# Nuts



## kiska95

just thought I would say that I'm now addicted to Wades nuts!!!!!


----------



## smokin monkey

Heard of Nobby's Nuts, but never Wade's Nuts. Any pictures or Recepie to make them?


----------



## wade

Which ones Brian. The salted or unsalted cashews?


----------



## wade

There were 2 different types of Cashews that were included in Brian's prize - Both were smoked and roasted, however one pack was salted and the other was unsalted. There is also a third type that I like which includes chilli. I do not have photos of the whole process but I do have of part of it. Next time I will take more.

The actual method is the same for both

Bring 2 litres of water to a gentle boil in a saucepan. For the salted nuts add 4 tablespoons of course salt (if using fine salt then reduce this to 3 tablespoons). Add 500 g of raw cashew kernels to the water and simmer gently for 8 minutes.













weighed.jpg



__ wade
__ Dec 20, 2015






Add nuts to simmering salted water. The photos below are with Chilli













Water with chilli.jpg



__ wade
__ Dec 23, 2015


















Nuts Simmering.jpg



__ wade
__ Dec 23, 2015






Drain the nuts and place on a mesh tray. Here I am using one I made from stainless steel mesh but a slotted Weber Grill basket or tray works well. At this stage the nuts will be quite soft - this is normal.

 













After boiled.jpg



__ wade
__ Dec 20, 2015






Smoke the nuts for 4-5 hours, stirring half way through to ensure that all of the nuts get a good amount of smoke.

After smoking, place the nuts (still in the tray) in an oven at 110 C for about 45 minutes until they are just starting to colour. The nuts will now have crisped back up and when cold will have a crunch.

Once cold, store in air tight containers or bags.













Bagged2.jpg



__ wade
__ Dec 20, 2015






To give them a very subtle chilli after-warmth in the mouth split one or two whole fresh chillis (seeds still in) and add to the boiling salted water before adding the nuts. You should not be looking for a chilli "kick" but more of a _je ne sais quoi_ warmth after you have eaten 2 or 3 nuts.

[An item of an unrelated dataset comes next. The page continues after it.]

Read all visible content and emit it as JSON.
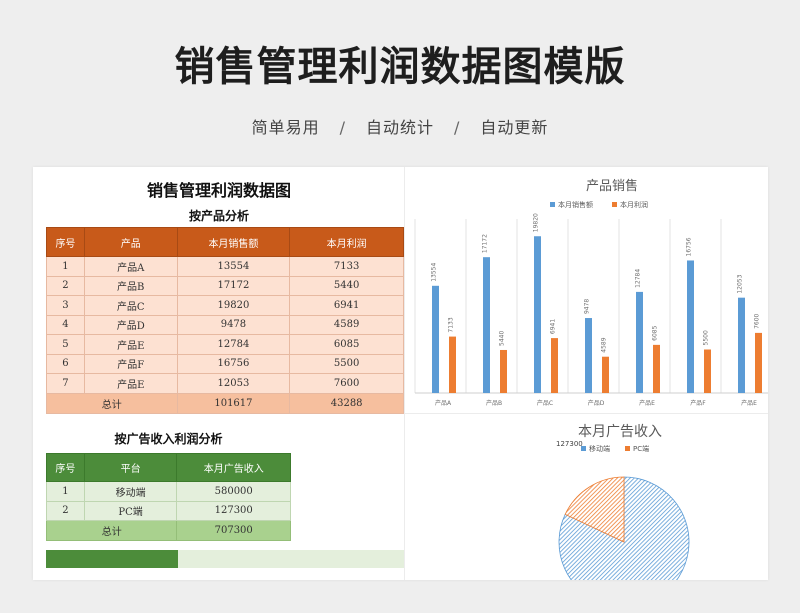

Edited 23/12 to add photos of nuts simmering


----------



## kiska95

The salted one were my fav!


----------



## smokeymondays

Wade, are you hot or cold smoking these?  I am assuming since you then throw them in the oven that they are being cold smoked, but just wanted to to make sure.


----------



## wade

Yes they are being cold smoked.


----------



## molove

Would this method work for almonds too, Wade?


----------



## wade

Yes it will but you have to be careful not to blanch them for too long or they will become too soft and may not crisp up sufficiently once they are roasted.


----------



## molove

Thanks Wade, would the 8 minutes you suggest for cashews be too long for almonds? What sort of time would you suggest?


----------



## smokeymondays

Thanks for confirming, Wade - I look forward to trying this out - Perhaps with some BBQ rub on the finished product


----------